Hirokazu Yasuoka (Associate Professor, Kyoto University) Dispatch report, Cameroon(2025/03/07-2025/03/21)

cameroon/country/fy2024/report/topics/Uncategorized
  1. Home
  2. cameroon
  3. Hirokazu Yasuoka (Associate Professor, Kyoto University) Dispatch report, Cameroon(2025/03/07-2025/03/21)

Report on the Dispatch to Cameroon

Graduate School of Asian and African Area Studies, Kyoto University
Associate Professor
Hirokazu Yasuoka

I traveled to Cameroon from March 7 to 21, 2025. In a forested area in southeast Cameroon where hunter-gatherers called Baka live, I have been implementing the SATREPS Coméca project as a principal investigator from July 2018 to July 2024. This project is to create a management system for various non-timber forest products (NTFPs) and wildlife distributed in the rainforest in collaboration with the local people.

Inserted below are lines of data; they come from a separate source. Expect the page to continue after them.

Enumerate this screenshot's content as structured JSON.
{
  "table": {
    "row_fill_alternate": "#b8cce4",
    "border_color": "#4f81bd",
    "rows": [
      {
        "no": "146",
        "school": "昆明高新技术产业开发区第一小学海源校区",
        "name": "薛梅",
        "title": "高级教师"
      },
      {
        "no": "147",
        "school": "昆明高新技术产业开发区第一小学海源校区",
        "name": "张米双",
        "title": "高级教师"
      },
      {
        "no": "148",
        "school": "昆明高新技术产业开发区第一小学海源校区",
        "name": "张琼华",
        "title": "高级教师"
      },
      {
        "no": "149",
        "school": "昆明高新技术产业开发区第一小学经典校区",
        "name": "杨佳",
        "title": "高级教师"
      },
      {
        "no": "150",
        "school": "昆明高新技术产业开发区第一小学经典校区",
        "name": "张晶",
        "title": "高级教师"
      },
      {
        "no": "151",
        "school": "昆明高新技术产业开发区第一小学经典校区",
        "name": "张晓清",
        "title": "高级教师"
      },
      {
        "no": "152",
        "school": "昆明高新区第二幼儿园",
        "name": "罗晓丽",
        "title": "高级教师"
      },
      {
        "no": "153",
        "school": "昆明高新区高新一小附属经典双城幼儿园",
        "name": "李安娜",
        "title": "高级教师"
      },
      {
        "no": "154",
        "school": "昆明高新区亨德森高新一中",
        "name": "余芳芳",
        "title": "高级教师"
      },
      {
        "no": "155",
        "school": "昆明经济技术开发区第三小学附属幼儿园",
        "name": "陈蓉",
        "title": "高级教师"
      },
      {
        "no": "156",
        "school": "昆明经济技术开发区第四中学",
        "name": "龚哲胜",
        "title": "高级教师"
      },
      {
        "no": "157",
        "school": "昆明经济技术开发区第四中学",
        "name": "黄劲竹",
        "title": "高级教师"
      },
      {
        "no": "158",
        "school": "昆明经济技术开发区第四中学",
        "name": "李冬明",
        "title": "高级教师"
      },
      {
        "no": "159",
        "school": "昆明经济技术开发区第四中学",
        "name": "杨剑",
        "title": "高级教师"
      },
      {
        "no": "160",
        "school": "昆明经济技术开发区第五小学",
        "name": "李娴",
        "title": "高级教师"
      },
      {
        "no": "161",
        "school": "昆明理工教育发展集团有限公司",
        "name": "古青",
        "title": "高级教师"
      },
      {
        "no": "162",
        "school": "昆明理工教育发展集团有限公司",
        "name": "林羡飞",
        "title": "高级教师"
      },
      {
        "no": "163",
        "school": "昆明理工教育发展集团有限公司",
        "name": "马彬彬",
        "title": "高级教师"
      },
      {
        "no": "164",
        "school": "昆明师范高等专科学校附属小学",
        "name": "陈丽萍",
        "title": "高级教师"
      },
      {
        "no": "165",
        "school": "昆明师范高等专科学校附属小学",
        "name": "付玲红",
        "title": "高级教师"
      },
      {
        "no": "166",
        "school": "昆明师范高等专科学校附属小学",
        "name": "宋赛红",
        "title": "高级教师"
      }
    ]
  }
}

The results of the Coméca Project have been continued in this study. Currently, I am conducting research for this project at a field station (Gribe/Zoulabot) of IRAD (Research Institute for Agricultural Development), which was the Cameroonian counterpart of the Coméca project.

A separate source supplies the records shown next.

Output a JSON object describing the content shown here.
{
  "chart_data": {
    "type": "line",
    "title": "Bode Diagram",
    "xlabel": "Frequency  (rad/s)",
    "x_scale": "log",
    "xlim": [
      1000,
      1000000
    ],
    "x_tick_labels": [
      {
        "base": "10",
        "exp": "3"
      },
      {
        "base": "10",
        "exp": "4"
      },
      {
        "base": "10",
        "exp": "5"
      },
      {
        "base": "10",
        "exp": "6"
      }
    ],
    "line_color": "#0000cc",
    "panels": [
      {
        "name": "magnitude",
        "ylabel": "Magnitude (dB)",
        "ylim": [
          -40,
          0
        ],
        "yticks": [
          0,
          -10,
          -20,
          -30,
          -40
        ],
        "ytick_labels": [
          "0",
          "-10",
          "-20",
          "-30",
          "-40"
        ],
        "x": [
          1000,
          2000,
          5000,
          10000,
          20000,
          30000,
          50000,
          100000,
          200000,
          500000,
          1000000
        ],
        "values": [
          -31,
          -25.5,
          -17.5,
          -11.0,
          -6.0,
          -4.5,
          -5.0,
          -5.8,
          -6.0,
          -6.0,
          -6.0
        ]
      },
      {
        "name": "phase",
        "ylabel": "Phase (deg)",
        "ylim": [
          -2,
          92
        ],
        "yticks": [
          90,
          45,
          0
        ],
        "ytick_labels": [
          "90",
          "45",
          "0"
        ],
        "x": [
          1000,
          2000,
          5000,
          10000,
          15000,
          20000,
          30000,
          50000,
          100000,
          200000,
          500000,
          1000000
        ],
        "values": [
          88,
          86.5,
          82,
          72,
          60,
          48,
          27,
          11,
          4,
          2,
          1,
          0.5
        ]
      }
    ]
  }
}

After leaving Japan on March 7 and collecting materials at a library and bookstore in Paris on March 8, I arrived in Cameroon on March 9. The next day, they left the capital Yaounde and arrived in Gribe village on March 11. On March 12, together with IRAD researchers, we carried out a workshop and discussed how to utilize non-timber forest products at Gribe station, and demonstrated NTFPs processing formulated by IRAD and Kyoto University, where local people learned processing techniques.

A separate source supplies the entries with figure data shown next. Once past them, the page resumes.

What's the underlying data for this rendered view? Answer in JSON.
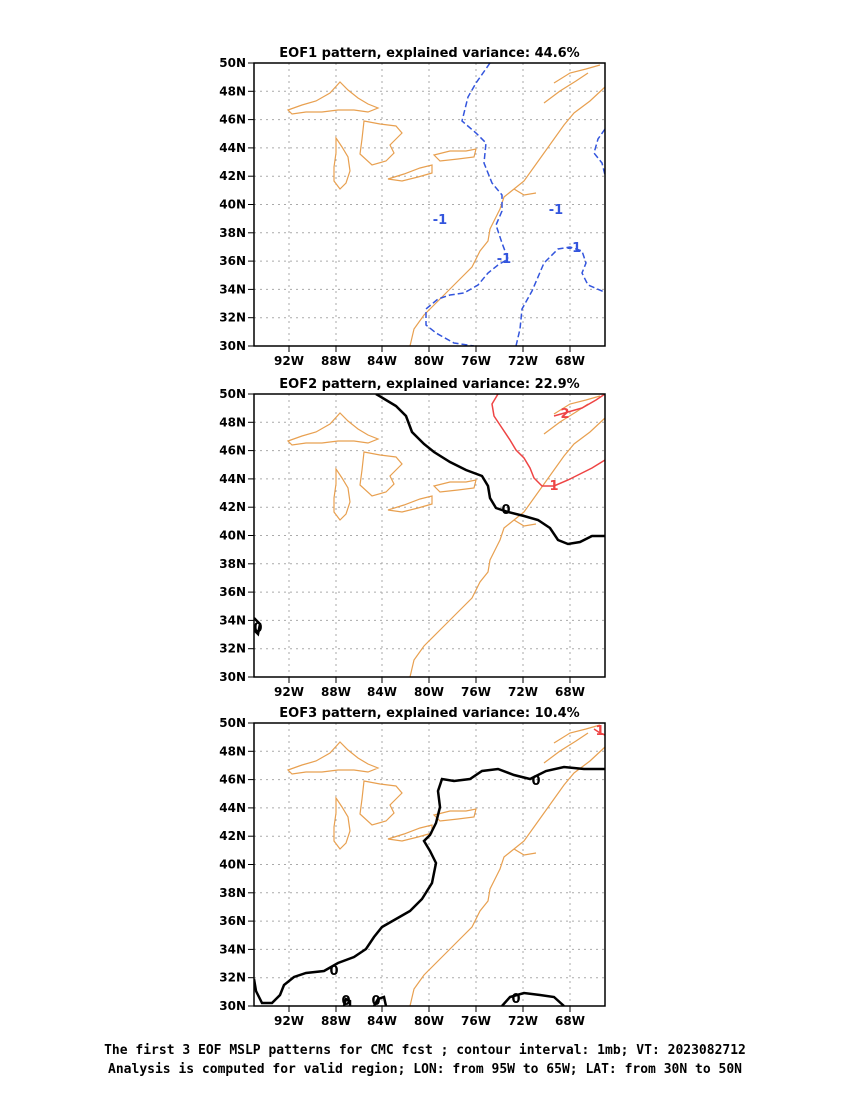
{
  "map": {
    "lon_ticks": [
      "92W",
      "88W",
      "84W",
      "80W",
      "76W",
      "72W",
      "68W"
    ],
    "lat_ticks": [
      "50N",
      "48N",
      "46N",
      "44N",
      "42N",
      "40N",
      "38N",
      "36N",
      "34N",
      "32N",
      "30N"
    ],
    "lon_range": [
      -95,
      -65
    ],
    "lat_range": [
      30,
      50
    ]
  },
  "colors": {
    "coastline": "#e8a050",
    "negative": "#3355dd",
    "positive": "#ee4444",
    "zero": "#000000",
    "grid": "#aaaaaa"
  },
  "panels": [
    {
      "title": "EOF1 pattern, explained variance: 44.6%",
      "contour_labels": [
        "-1",
        "-1",
        "-1",
        "-1"
      ]
    },
    {
      "title": "EOF2 pattern, explained variance: 22.9%",
      "contour_labels": [
        "2",
        "1",
        "0",
        "0"
      ]
    },
    {
      "title": "EOF3 pattern, explained variance: 10.4%",
      "contour_labels": [
        "1",
        "0",
        "0",
        "0",
        "0",
        "0"
      ]
    }
  ],
  "caption": {
    "line1": "The first 3 EOF MSLP patterns for CMC fcst ; contour interval: 1mb; VT: 2023082712",
    "line2": "Analysis is computed for valid region; LON: from 95W to 65W; LAT: from 30N to 50N"
  }
}
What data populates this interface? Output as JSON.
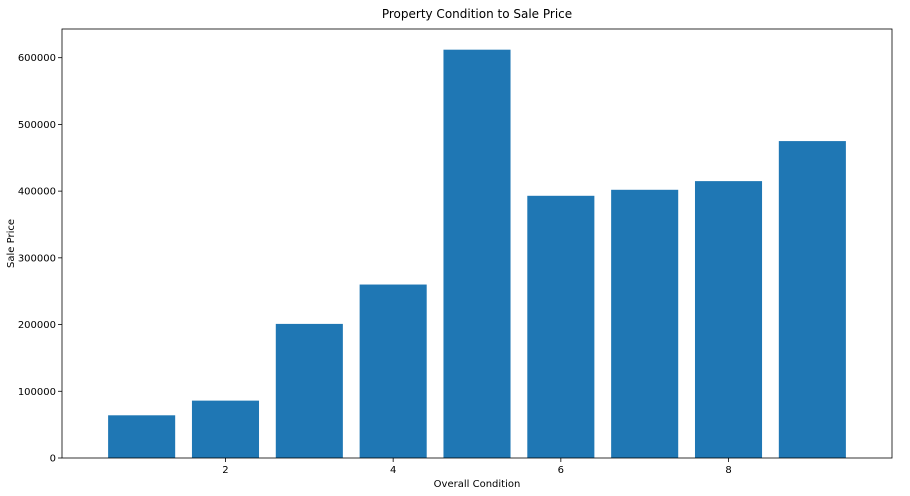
{
  "chart_data": {
    "type": "bar",
    "title": "Property Condition to Sale Price",
    "xlabel": "Overall Condition",
    "ylabel": "Sale Price",
    "x": [
      1,
      2,
      3,
      4,
      5,
      6,
      7,
      8,
      9
    ],
    "values": [
      64000,
      86000,
      201000,
      260000,
      612000,
      393000,
      402000,
      415000,
      475000
    ],
    "bar_width": 0.8,
    "xlim": [
      0.05,
      9.95
    ],
    "ylim": [
      0,
      643000
    ],
    "xticks": [
      2,
      4,
      6,
      8
    ],
    "xtick_labels": [
      "2",
      "4",
      "6",
      "8"
    ],
    "yticks": [
      0,
      100000,
      200000,
      300000,
      400000,
      500000,
      600000
    ],
    "ytick_labels": [
      "0",
      "100000",
      "200000",
      "300000",
      "400000",
      "500000",
      "600000"
    ],
    "bar_color": "#1f77b4",
    "grid": false
  }
}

Figure 1: NTFPs workshop at Gribe Station

We then moved on to the village of Zoulabot, where we visited the Baka camp from March 13-15 to observe and interview them about hunting, and to explain the wildlife management methods we are developing. We confirmed that the R/B monitoring concept (https://sites.google.com/kyoto-u.ac.jp/comeca/rb-monitoring), which is at the core of our management approach, is easily understood by the Baka. This wildlife management is concerned with how the hunting practices of the Baka will be reorganized in the context of changes in the ecological environment, such as declining animal resources, and in the social environment, such as the establishment of protected areas, and what kind of relationship the Baka children should create with the forest and animals in this context. Therefore, documenting and analyzing the process of implementing this management is highly suggestive of the issues involved in this project.

Figure 2: Explaining the concept of R/B monitoring to a Baka man.

On March 17, we worked on the Zoulabot station. Specifically, we worked on the living space and set up the electrical and communication systems. On March 18, we departed for Yaounde, and on March 19, I started our flight back to Japan.